However, while it was unnecessary in this case for the Hills to file a motion to open judgment under Rule 276 or a petition to vacate the judgment under section 72, the fact remains that they did file a motion to open judgment, and the court denied that motion. While the Hills' motion to open judgment was designated as being brought pursuant to section 72, it was, in fact, a Rule 276 motion and should be considered as such. Service Finance Co. v. Hammitt (1982), 109 Ill. App.3d 326, 327-28; Lyons Brothers Lumber & Fuel Co. v. Shepherd (1980), 81 Ill. App.3d 213, 216; see Whitely Estates Corp. v. Cappelletti (1969), 112 Ill. App.2d 157, 158-59.

Ordinarily, the denial of a Rule 276 motion, for whatever reason, is a final order because its effect is to let stand the judgment by confession. (See Larsh v. Green Gold Farms, Inc. (1966), 68 Ill. App.2d 113, 116; 2 Ill. L. & Prac. Appeal and Error sec. 132 (1953).) However, as pointed out above, because of the pendency of the confirmation proceeding in this cause, the judgment on the confession note was no longer final. Nevertheless, the Hills, as defendants in the confession of judgment proceeding 81 L 964, chose to have the court rule on their motion to open the judgment. In so doing, they submitted two issues to the court for determination: (1) whether the defendants had a meritorious defense and (2) whether defendants had been diligent in presenting their motion. 73 Ill.2d R. 276.

While the trial judge did not set forth specifically his grounds for denial of the motion to open the judgment, an examination of the record discloses that the trial court did not deny the motion on the grounds that the Hills did not have a meritorious defense.

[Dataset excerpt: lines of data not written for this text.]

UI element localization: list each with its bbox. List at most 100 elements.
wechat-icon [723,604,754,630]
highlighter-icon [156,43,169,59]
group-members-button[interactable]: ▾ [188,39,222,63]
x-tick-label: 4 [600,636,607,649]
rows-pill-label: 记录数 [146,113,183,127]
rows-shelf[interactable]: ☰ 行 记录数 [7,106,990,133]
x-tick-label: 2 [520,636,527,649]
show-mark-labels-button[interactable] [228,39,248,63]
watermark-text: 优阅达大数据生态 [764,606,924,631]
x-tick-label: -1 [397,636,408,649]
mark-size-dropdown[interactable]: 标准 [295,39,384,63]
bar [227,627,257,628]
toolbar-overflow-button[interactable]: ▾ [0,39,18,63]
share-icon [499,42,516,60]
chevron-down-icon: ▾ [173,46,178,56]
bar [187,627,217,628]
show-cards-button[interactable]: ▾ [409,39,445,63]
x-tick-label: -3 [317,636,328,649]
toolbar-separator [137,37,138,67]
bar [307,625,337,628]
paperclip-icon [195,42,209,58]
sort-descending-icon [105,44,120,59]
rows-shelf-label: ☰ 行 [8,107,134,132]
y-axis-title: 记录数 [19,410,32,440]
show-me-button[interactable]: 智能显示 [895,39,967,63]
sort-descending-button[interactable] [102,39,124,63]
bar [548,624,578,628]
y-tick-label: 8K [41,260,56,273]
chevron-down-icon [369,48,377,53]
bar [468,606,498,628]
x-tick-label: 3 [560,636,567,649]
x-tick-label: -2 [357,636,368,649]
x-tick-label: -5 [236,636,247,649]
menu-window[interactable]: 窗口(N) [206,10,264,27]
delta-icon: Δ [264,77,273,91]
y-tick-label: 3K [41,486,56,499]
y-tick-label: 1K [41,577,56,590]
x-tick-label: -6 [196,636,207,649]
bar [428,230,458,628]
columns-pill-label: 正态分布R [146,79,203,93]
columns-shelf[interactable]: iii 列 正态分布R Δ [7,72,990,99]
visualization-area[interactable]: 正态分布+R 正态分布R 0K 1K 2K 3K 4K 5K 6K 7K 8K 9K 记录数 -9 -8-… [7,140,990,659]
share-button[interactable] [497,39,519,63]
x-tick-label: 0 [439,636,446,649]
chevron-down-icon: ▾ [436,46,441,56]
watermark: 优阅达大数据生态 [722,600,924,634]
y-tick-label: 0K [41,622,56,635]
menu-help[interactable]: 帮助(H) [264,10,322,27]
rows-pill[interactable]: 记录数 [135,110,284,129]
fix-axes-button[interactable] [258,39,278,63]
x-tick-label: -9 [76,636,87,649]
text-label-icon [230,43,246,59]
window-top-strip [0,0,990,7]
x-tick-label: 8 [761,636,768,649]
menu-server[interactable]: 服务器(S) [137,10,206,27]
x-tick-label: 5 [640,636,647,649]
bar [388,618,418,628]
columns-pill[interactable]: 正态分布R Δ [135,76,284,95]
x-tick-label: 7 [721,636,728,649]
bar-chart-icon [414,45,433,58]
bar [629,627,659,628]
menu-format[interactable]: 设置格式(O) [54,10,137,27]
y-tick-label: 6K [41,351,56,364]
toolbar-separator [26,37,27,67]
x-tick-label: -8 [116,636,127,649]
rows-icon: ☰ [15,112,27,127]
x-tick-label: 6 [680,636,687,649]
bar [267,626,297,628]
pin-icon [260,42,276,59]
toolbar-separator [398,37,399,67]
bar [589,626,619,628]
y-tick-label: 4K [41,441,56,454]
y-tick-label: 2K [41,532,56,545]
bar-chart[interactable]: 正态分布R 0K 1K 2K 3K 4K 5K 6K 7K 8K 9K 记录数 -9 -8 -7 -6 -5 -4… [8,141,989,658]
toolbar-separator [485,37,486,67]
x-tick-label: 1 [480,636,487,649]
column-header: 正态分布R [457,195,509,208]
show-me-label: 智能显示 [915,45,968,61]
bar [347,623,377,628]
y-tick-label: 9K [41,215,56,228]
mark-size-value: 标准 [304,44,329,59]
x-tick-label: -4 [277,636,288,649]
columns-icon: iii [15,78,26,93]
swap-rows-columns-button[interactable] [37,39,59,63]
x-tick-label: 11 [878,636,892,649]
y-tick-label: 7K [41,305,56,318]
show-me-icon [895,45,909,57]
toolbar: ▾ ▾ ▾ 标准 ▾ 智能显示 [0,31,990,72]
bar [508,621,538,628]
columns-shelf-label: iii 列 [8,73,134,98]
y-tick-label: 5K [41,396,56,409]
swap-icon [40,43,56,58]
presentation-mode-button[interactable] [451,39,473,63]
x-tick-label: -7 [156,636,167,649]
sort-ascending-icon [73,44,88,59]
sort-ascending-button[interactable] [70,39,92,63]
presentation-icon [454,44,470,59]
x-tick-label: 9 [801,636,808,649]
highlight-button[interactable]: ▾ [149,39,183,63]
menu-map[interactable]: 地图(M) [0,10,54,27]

Rather, his ruling indicates to the contrary and discloses that the court's intent was that the Hills, in fact, were entitled to a determination and a hearing on the merits of their defense at the hearing to be held on Ben Franklin's motion to confirm the judgment. Counsel for Ben Franklin, with refreshing frankness, agrees that such was the intent of the trial court in denying the Hills' motion.

• 4 We must necessarily conclude that, under the rather novel circumstances created by the procedural steps present in this case, there has yet been no decision on the merits on the issues pending between the parties. Therefore, neither order appealed from is presently a final and appealable order, and this appeal must be dismissed.

Appeal dismissed.

SEIDENFELD, P.J., and LINDBERG, J., concur.